When a person charged with a crime is suffering from serious mental health conditions or cognitive disabilities and subsequently has their charges often dismissed due to the inability to understand said charges. DSHS is then ordered by the court to evaluate that individual and, if necessary, provide effective behavioral health treatment. This process is called civil conversion commitment.

In the ruling, Judge Michael Schwartz said that the state must immediately evaluate patients with behavioral health conditions and must provide notice to the community before they are released from treatment.

“(The) ruling affirms the state’s basic obligation to evaluate the behavioral health needs of people in the legal system who can not be tried because they lack the ability to aid in their own defense and to give them an opportunity for meaningful treatment. It does not, of course, solve the very real capacity problems in the behavioral health system born of long-term funding and workforce shortages,” King County Executive Dow Constantine said in a statement.

According to Casey McNerthney, a spokesperson for King County Prosecutor’s Office, DSHS has released 45 people who are accused of criminal charges due to the state’s inability to provide resources to those with behavioral issues.

“I think counties want to work with the state to find that that solution, but it’s still the state’s responsibility,” McNerthney said on KIRO Newsradio’s Seattle Morning News Monday. “And it just creates very clear urgency, with that added layer of that injunction to say, ‘You’ve got to find something. Just releasing them is not appropriate.'”

When Seattle Morning News host Dave Ross asked whether the injunction meant that assailants who are known to be mentally ill will no longer be released, McNerthney again referred to the state’s role.

“It’s unfortunately, not the decision of prosecutors or even the county executive,” McNerthney said. “But that’s what this injunction has added another layer to say, ‘You can’t release somebody without treatment, particularly when they’re accused of a violent felony crime.’ So, that should happen. And if it doesn’t … that’s really the state’s responsibility.”

‘Trueblood’ settlement

In July, Judge Marsha J. Pechman with the U.S. Western District of Washington issued a 52-page decision finding DSHS officials breached a settlement agreement known as “Trueblood.” That agreement established time frames for people in jail to get services at state psychiatric facilities, according to The Seattle Times. The “Trueblood” settlement outlined that defendants who were incompetent to stand trial would be evaluated within 14 days and, if needed, start receiving treatment services within seven days after that.

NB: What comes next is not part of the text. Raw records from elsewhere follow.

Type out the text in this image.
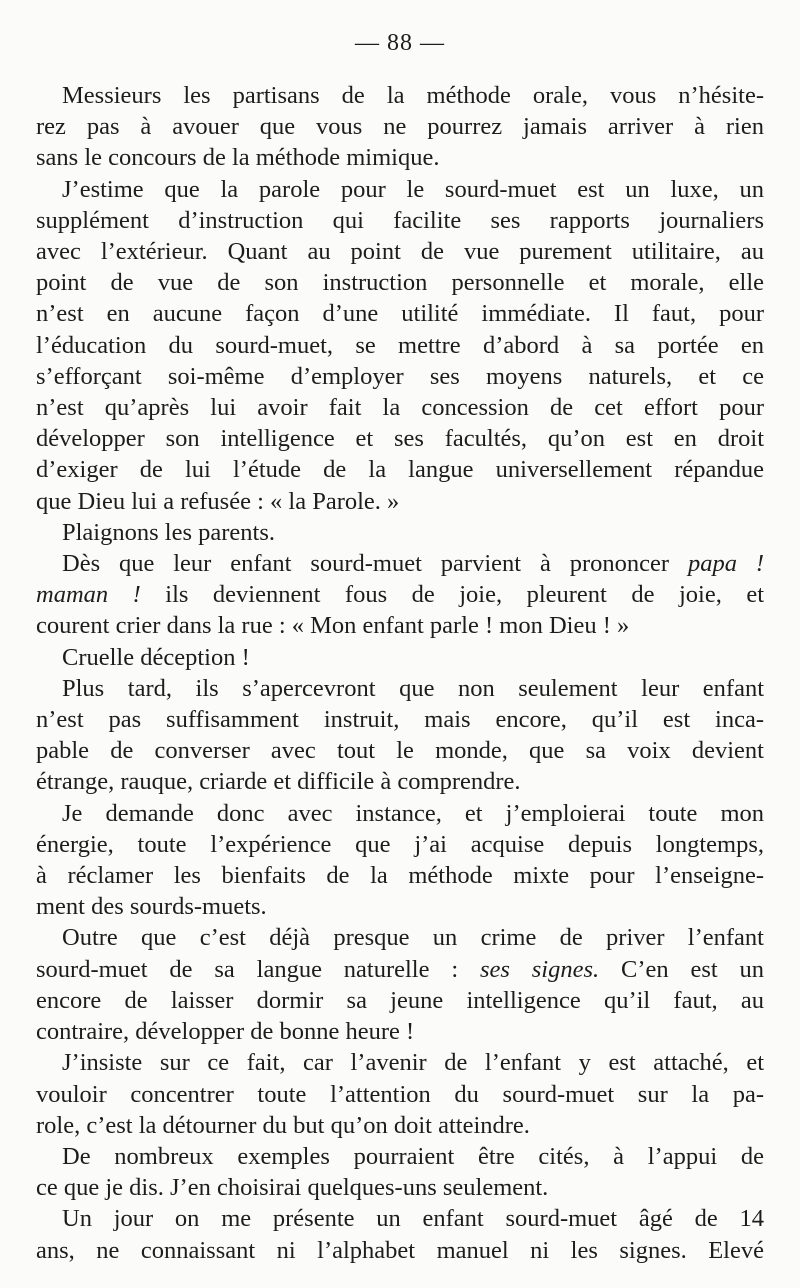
— 88 —
Messieurs les partisans de la méthode orale, vous n’hésite-
rez pas à avouer que vous ne pourrez jamais arriver à rien
sans le concours de la méthode mimique.
J’estime que la parole pour le sourd-muet est un luxe, un
supplément d’instruction qui facilite ses rapports journaliers
avec l’extérieur. Quant au point de vue purement utilitaire, au
point de vue de son instruction personnelle et morale, elle
n’est en aucune façon d’une utilité immédiate. Il faut, pour
l’éducation du sourd-muet, se mettre d’abord à sa portée en
s’efforçant soi-même d’employer ses moyens naturels, et ce
n’est qu’après lui avoir fait la concession de cet effort pour
développer son intelligence et ses facultés, qu’on est en droit
d’exiger de lui l’étude de la langue universellement répandue
que Dieu lui a refusée : « la Parole. »
Plaignons les parents.
Dès que leur enfant sourd-muet parvient à prononcer papa !
maman ! ils deviennent fous de joie, pleurent de joie, et
courent crier dans la rue : « Mon enfant parle ! mon Dieu ! »
Cruelle déception !
Plus tard, ils s’apercevront que non seulement leur enfant
n’est pas suffisamment instruit, mais encore, qu’il est inca-
pable de converser avec tout le monde, que sa voix devient
étrange, rauque, criarde et difficile à comprendre.
Je demande donc avec instance, et j’emploierai toute mon
énergie, toute l’expérience que j’ai acquise depuis longtemps,
à réclamer les bienfaits de la méthode mixte pour l’enseigne-
ment des sourds-muets.
Outre que c’est déjà presque un crime de priver l’enfant
sourd-muet de sa langue naturelle : ses signes. C’en est un
encore de laisser dormir sa jeune intelligence qu’il faut, au
contraire, développer de bonne heure !
J’insiste sur ce fait, car l’avenir de l’enfant y est attaché, et
vouloir concentrer toute l’attention du sourd-muet sur la pa-
role, c’est la détourner du but qu’on doit atteindre.
De nombreux exemples pourraient être cités, à l’appui de
ce que je dis. J’en choisirai quelques-uns seulement.
Un jour on me présente un enfant sourd-muet âgé de 14
ans, ne connaissant ni l’alphabet manuel ni les signes. Elevé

But DSHS has failed to meet those timelines, according to Pechman’s decision. As of April, people who qualified for treatment were waiting an average of 130 days before they could receive services at a state facility.

DSHS, facing a $100 million fine after failing to follow the “Trueblood” settlement, claimed that its refusal to follow state law with conversion patients is the fault of the federal court, the legal body that instituted the $100 million fine.

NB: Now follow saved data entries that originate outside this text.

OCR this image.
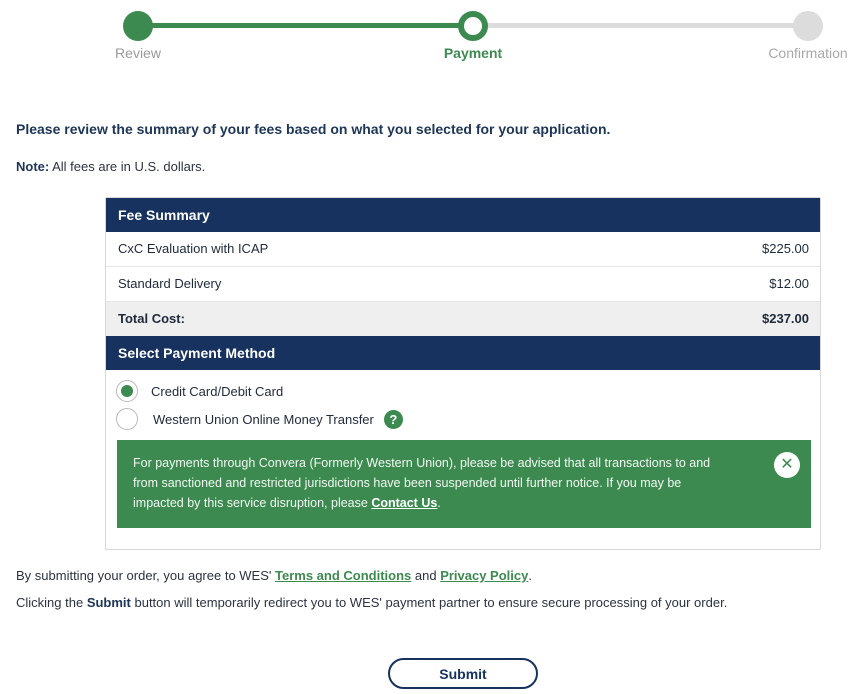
Review	Payment	Confirmation
Please review the summary of your fees based on what you selected for your application.
Note: All fees are in U.S. dollars.
Fee Summary
CxC Evaluation with ICAP	$225.00
Standard Delivery	$12.00
Total Cost:	$237.00
Select Payment Method
Credit Card/Debit Card
Western Union Online Money Transfer	?
For payments through Convera (Formerly Western Union), please be advised that all transactions to and from sanctioned and restricted jurisdictions have been suspended until further notice. If you may be impacted by this service disruption, please Contact Us.
✕
By submitting your order, you agree to WES' Terms and Conditions and Privacy Policy.
Clicking the Submit button will temporarily redirect you to WES' payment partner to ensure secure processing of your order.
Submit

Washington purchased the recently shuttered Cascade Behavioral Health facility earlier this month, costing approximately $30 million, to combat the statewide shortage of psychiatric treatment options. The $30 million came out of the DSHS’ annual budget.

Judge Schwartz has granted the 22 counties the injunction they petitioned for, ordering DSHS to immediately evaluate anyone whose criminal charges were dismissed after they were found incompetent and non-restorable.